Los investigadores no descartan que el evento se deba a fuentes de fondo, como la desintegración radiactiva de materiales del propio detector o del xenón. Dahl señaló que buena parte del trabajo de su equipo consiste en rastrear radón, un gas radiactivo natural cuya cadena de desintegración puede imitar una señal de materia oscura.

El propio Dahl reconoció que el experimento LUX-ZEPLIN todavía tiene un largo camino por recorrer antes de poder confirmar cualquier hallazgo.

Conviene mirar los incentivos detrás de este tipo de anuncios. La física de partículas de frontera exige décadas de inversión sostenida —universidades, laboratorios nacionales, consorcios internacionales— sin garantía de resultado inmediato, algo cada vez más difícil de justificar en ciclos presupuestarios cortos y bajo presión política de resultados rápidos.
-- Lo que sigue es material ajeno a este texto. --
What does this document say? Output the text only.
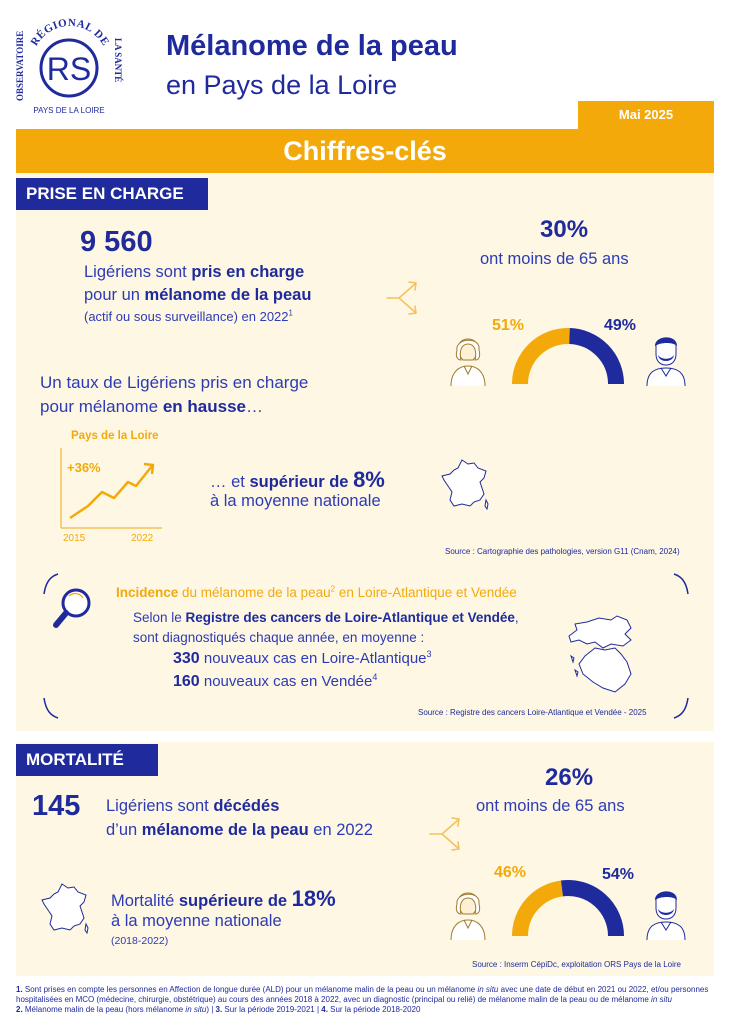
RÉGIONAL DE
OBSERVATOIRE	LA SANTÉ
RS
PAYS DE LA LOIRE
Mélanome de la peau
en Pays de la Loire
Mai 2025
Chiffres-clés
PRISE EN CHARGE
9 560
Ligériens sont pris en charge
pour un mélanome de la peau
(actif ou sous surveillance) en 2022$^1$
30%
ont moins de 65 ans
51%	49%
Un taux de Ligériens pris en charge
pour mélanome en hausse…
Pays de la Loire
+36%
2015	2022
… et supérieur de 8%
à la moyenne nationale
Source : Cartographie des pathologies, version G11 (Cnam, 2024)
Incidence du mélanome de la peau$^2$ en Loire-Atlantique et Vendée
Selon le Registre des cancers de Loire-Atlantique et Vendée,
sont diagnostiqués chaque année, en moyenne :
330 nouveaux cas en Loire-Atlantique$^3$
160 nouveaux cas en Vendée$^4$
Source : Registre des cancers Loire-Atlantique et Vendée - 2025
MORTALITÉ
145 Ligériens sont décédés
d’un mélanome de la peau en 2022
26%
ont moins de 65 ans
46%	54%
Mortalité supérieure de 18%
à la moyenne nationale
(2018-2022)
Source : Inserm CépiDc, exploitation ORS Pays de la Loire
1. Sont prises en compte les personnes en Affection de longue durée (ALD) pour un mélanome malin de la peau ou un mélanome in situ avec une date de début en 2021 ou 2022, et/ou personnes hospitalisées en MCO (médecine, chirurgie, obstétrique) au cours des années 2018 à 2022, avec un diagnostic (principal ou relié) de mélanome malin de la peau ou de mélanome in situ
2. Mélanome malin de la peau (hors mélanome in situ) | 3. Sur la période 2019-2021 | 4. Sur la période 2018-2020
El caso de LUX-ZEPLIN ilustra el valor de la investigación básica financiada a largo plazo: ninguna empresa privada, por sí sola, asumiría el riesgo de un tanque de xenón a un kilómetro y medio bajo tierra sin certeza de retorno.

El dato importa más que el ruido: un 0.5% de probabilidad de error no es un descubrimiento, y los propios científicos lo remarcan con cautela. Esa disciplina estadística, more que el titular llamativo, es lo que distingue a la ciencia seria de la especulación. La historia sugiere cautela ante anuncios prematuros, pero también reconoce que este tipo de hallazgos incrementales —difíciles de vender en términos electorales o mediáticos— son los que, con el tiempo, terminan reordenando el conocimiento humano sobre el universo.